As Franks’ lawyer Dave Roland argued in pleadings and court, the Hubbards have a track record of winning hugely lopsided absentee-voter-majority victories

The original voter fraud complaint “contained the serious allegation that evidence exists of illegal activity regarding the absentee ballot process,” including that ballots were “obtained illegally, were tampered with, or both.”


Two former Election Board employees also told the St.
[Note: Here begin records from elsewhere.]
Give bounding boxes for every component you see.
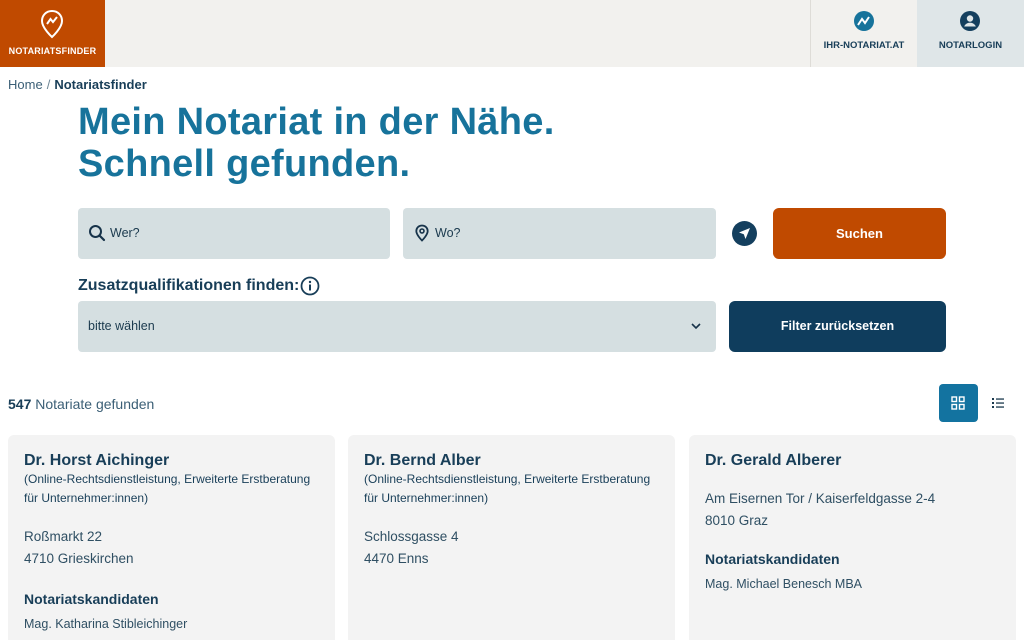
user-icon xyxy=(960,11,980,31)
notary-name: Dr. Gerald Alberer xyxy=(705,452,842,469)
grid-view-button[interactable] xyxy=(939,384,978,422)
notary-street: Schlossgasse 4 xyxy=(364,529,459,544)
result-count-number: 547 xyxy=(8,396,32,412)
qualifications-label: Zusatzqualifikationen finden: xyxy=(78,277,300,294)
notary-qualifications: (Online-Rechtsdienstleistung, Erweiterte… xyxy=(364,472,651,505)
page-title: Mein Notariat in der Nähe. Schnell gefun… xyxy=(78,101,778,185)
navigation-arrow-icon xyxy=(739,228,750,239)
notary-city: 4710 Grieskirchen xyxy=(24,551,134,566)
location-pin-icon xyxy=(415,224,429,242)
notary-city: 8010 Graz xyxy=(705,513,769,528)
search-button[interactable]: Suchen xyxy=(773,208,946,259)
notary-city: 4470 Enns xyxy=(364,551,429,566)
breadcrumb-current: Notariatsfinder xyxy=(54,77,147,92)
nav-ihr-notariat[interactable]: IHR-NOTARIAT.AT xyxy=(810,0,917,67)
qualifications-select[interactable]: bitte wählen xyxy=(78,301,716,352)
candidate-name: Mag. Michael Benesch MBA xyxy=(705,577,863,591)
candidates-heading: Notariatskandidaten xyxy=(24,591,159,607)
candidates-heading: Notariatskandidaten xyxy=(705,551,840,567)
search-icon xyxy=(89,225,106,242)
nav-label: IHR-NOTARIAT.AT xyxy=(823,40,905,51)
brand-logo-link[interactable]: NOTARIATSFINDER xyxy=(0,0,105,67)
breadcrumb: Home / Notariatsfinder xyxy=(8,77,147,92)
reset-filter-button[interactable]: Filter zurücksetzen xyxy=(729,301,946,352)
mountain-icon xyxy=(854,11,874,31)
info-icon[interactable] xyxy=(300,276,320,296)
page-title-line2: Schnell gefunden. xyxy=(78,143,411,185)
notary-card[interactable]: Dr. Gerald Alberer Am Eisernen Tor / Kai… xyxy=(689,435,1016,640)
list-icon xyxy=(992,398,1004,408)
notary-street: Am Eisernen Tor / Kaiserfeldgasse 2-4 xyxy=(705,491,936,506)
nav-label: NOTARLOGIN xyxy=(938,40,1003,51)
notary-card[interactable]: Dr. Bernd Alber (Online-Rechtsdienstleis… xyxy=(348,435,675,640)
grid-icon xyxy=(951,396,965,410)
result-count-suffix: Notariate gefunden xyxy=(35,396,155,412)
notary-qualifications: (Online-Rechtsdienstleistung, Erweiterte… xyxy=(24,472,311,505)
who-search-input[interactable]: Wer? xyxy=(78,208,390,259)
notary-name: Dr. Bernd Alber xyxy=(364,452,481,469)
nav-notarlogin[interactable]: NOTARLOGIN xyxy=(917,0,1024,67)
page-title-line1: Mein Notariat in der Nähe. xyxy=(78,101,555,143)
map-pin-icon xyxy=(40,9,64,39)
chevron-down-icon xyxy=(691,323,701,330)
breadcrumb-separator: / xyxy=(46,77,51,92)
locate-me-button[interactable] xyxy=(732,221,757,246)
top-bar: NOTARIATSFINDER IHR-NOTARIAT.AT NOTARLOG… xyxy=(0,0,1024,67)
brand-label: NOTARIATSFINDER xyxy=(8,46,97,56)
list-view-button[interactable] xyxy=(984,384,1012,422)
notary-street: Roßmarkt 22 xyxy=(24,529,103,544)
breadcrumb-home[interactable]: Home xyxy=(8,77,43,92)
candidate-name: Mag. Katharina Stibleichinger xyxy=(24,617,188,631)
who-placeholder: Wer? xyxy=(110,226,140,240)
result-count: 547 Notariate gefunden xyxy=(8,396,154,412)
notary-name: Dr. Horst Aichinger xyxy=(24,452,170,469)
where-placeholder: Wo? xyxy=(435,226,461,240)
where-search-input[interactable]: Wo? xyxy=(403,208,716,259)
notary-card[interactable]: Dr. Horst Aichinger (Online-Rechtsdienst… xyxy=(8,435,335,640)
select-value: bitte wählen xyxy=(88,319,155,333)
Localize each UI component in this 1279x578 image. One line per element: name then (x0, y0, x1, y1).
Louis Post-Dispatch that Rodney Hubbard and other Hubbard campaign workers brought “stacks of ballots” to the Election Board offices, even though “Missouri law requires that hand-delivered ballots be brought to the election board by the voter or a second-degree relative.”

House Committee Hearing – Protecting the 2016 Elections from Cyber and Voting Machine Attacks

The House Committee on Science, Space, & Technology held a hearing September 13 on Protecting the 2016 Elections from Cyber and Voting Machine Attacks.


Panelist David Becker, executive director of the Center for Election Innovation and Research, summarized:

“The voting process is highly decentralized, with a very rigorous chain of custody and testing regimens in place for all devices… Given the fact that these devices are never connected to the Internet, it would be exceedingly difficult for any hacker to manipulate the outcome of a national election. You would need physical access to tens of thousands, if not hundreds of thousands, of machines in order to do that.”

Video and witness statements here.

Indiana State Police investigating voter registration fraud

Indiana State police are investigating fraudulent voter registration forms submitted by a sketchy group called the Indiana Voter Registration Project after officials in Marion and Hendricks counties discovered discrepancies and notified authorities.

“We have determined at least 10 voter registration forms are confirmed to have fraudulent information,” said Dave Bursten, a State Police spokesman.  Bursten said a team of six detectives is working to determine whether other forms are also fraudulent. The FBI has been briefed, he said…


Indiana Secretary of State Connie Lawson said Thursday the group had turned in “forged voter registration applications.” She warned voters to check their registration information, saying evidence was found that the group had changed a voter’s address to one not associated with that person.